In an 11-page petition filed in Florida on Thursday, Smith refuted a claim by Trump’s lawyers that a trial during the 2024 presidential election would jeopardize the viability of a fair jury selection process.
Prosecutors said there was “no reason to believe the suit”, arguing that “the government readily admits that jury selection here may require additional protocols (such as a questionnaire) and may take longer than in other cases, but these are reasons to start the process earlier than later.”
Judge Eileen Cannon set a trial date for August 14, but prosecutors asked for a delay until December. Trump’s legal team said Monday night that neither deadline was acceptable, but did not offer another start date. Trump’s lawyers said in a statement late Monday that his trial should not take place as scheduled and possibly not until after the election.
Defense lawyers have accused the government of trying to “speed up” Trump’s trial, even though it was Cannon who set the trial date for August 14. Smith also responded to the defense’s allegations, saying they were “completely wrong”.
“A speedy trial is a fundamental requirement of the Constitution and Code of the United States, not a government preference that must be justified,” Smith wrote. He noted that under the law, “any deviation from the 70-day time limit must be justified”, that is, the right of the accused to an expedited trial within 70 days after the indictment.
In a filing Thursday, the government also asked Judge Eileen Cannon to continue jury selection on December 11, 2023.
Also among the reasons Trump’s lawyers cited in support of the delay was the volume of information released by the government, which said they had already received 428,300 tapes and CCTV footage from the government in nine months.
The Special Prosecutor pointed out: “While the government output included over 800,000 pages, the set of ‘key’ documents was only about 4,500 pages.” explaining that “the government only received footage from selected cameras (many of which do not record continuously) from selected dates during the period for which it received the footage.”
Trump’s lawyers also argued that the law under which he was charged, the Classified Information Procedures Act (CIPA), creates several complications and they do not have security clearance attorneys to view classified information.
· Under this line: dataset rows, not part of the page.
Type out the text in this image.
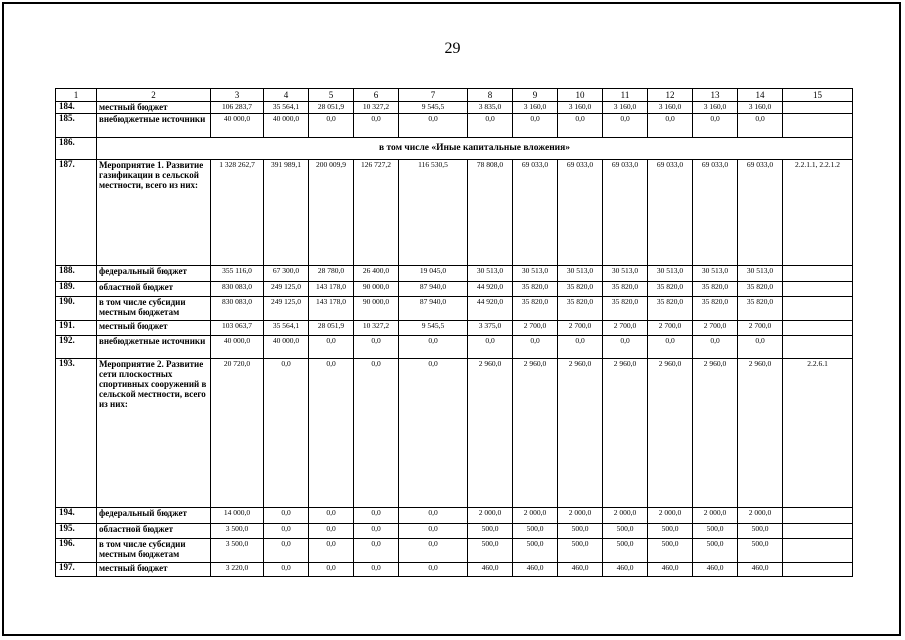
29
1	2	3	4	5	6	7	8	9	10	11	12	13	14	15
184.	местный бюджет	106 283,7	35 564,1	28 051,9	10 327,2	9 545,5	3 835,0	3 160,0	3 160,0	3 160,0	3 160,0	3 160,0	3 160,0	
185.	внебюджетные источники	40 000,0	40 000,0	0,0	0,0	0,0	0,0	0,0	0,0	0,0	0,0	0,0	0,0	
186.	в том числе «Иные капитальные вложения»													
187.	Мероприятие 1. Развитие газификации в сельской местности, всего из них:	1 328 262,7	391 989,1	200 009,9	126 727,2	116 530,5	78 808,0	69 033,0	69 033,0	69 033,0	69 033,0	69 033,0	69 033,0	2.2.1.1, 2.2.1.2
188.	федеральный бюджет	355 116,0	67 300,0	28 780,0	26 400,0	19 045,0	30 513,0	30 513,0	30 513,0	30 513,0	30 513,0	30 513,0	30 513,0	
189.	областной бюджет	830 083,0	249 125,0	143 178,0	90 000,0	87 940,0	44 920,0	35 820,0	35 820,0	35 820,0	35 820,0	35 820,0	35 820,0	
190.	в том числе субсидии местным бюджетам	830 083,0	249 125,0	143 178,0	90 000,0	87 940,0	44 920,0	35 820,0	35 820,0	35 820,0	35 820,0	35 820,0	35 820,0	
191.	местный бюджет	103 063,7	35 564,1	28 051,9	10 327,2	9 545,5	3 375,0	2 700,0	2 700,0	2 700,0	2 700,0	2 700,0	2 700,0	
192.	внебюджетные источники	40 000,0	40 000,0	0,0	0,0	0,0	0,0	0,0	0,0	0,0	0,0	0,0	0,0	
193.	Мероприятие 2. Развитие сети плоскостных спортивных сооружений в сельской местности, всего из них:	20 720,0	0,0	0,0	0,0	0,0	2 960,0	2 960,0	2 960,0	2 960,0	2 960,0	2 960,0	2 960,0	2.2.6.1
194.	федеральный бюджет	14 000,0	0,0	0,0	0,0	0,0	2 000,0	2 000,0	2 000,0	2 000,0	2 000,0	2 000,0	2 000,0	
195.	областной бюджет	3 500,0	0,0	0,0	0,0	0,0	500,0	500,0	500,0	500,0	500,0	500,0	500,0	
196.	в том числе субсидии местным бюджетам	3 500,0	0,0	0,0	0,0	0,0	500,0	500,0	500,0	500,0	500,0	500,0	500,0	
197.	местный бюджет	3 220,0	0,0	0,0	0,0	0,0	460,0	460,0	460,0	460,0	460,0	460,0	460,0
The Special Counsel indicated that the government would have made the first package of classified information available on July 10 if counsel had obtained a security clearance. But in order to obtain a temporary permit, the lawyer had to complete and submit the necessary forms. By Thursday, only two had “completed this task.” Smith noted that the court deadline for them to do so is Thursday.
Smith also said that some of the classified material and testimony containing classified information will be sent to the SCIF (Sensitive Information Facility) in Miami “early next week” so they can be reviewed by defense attorneys with permission. As soon as the defense attorney receives final clearances, the rest of the Mar-a-Lago documents will also be transferred to SCIF Miami.
Trump pleaded not guilty to 37 counts related to alleged mishandling of sensitive government documents.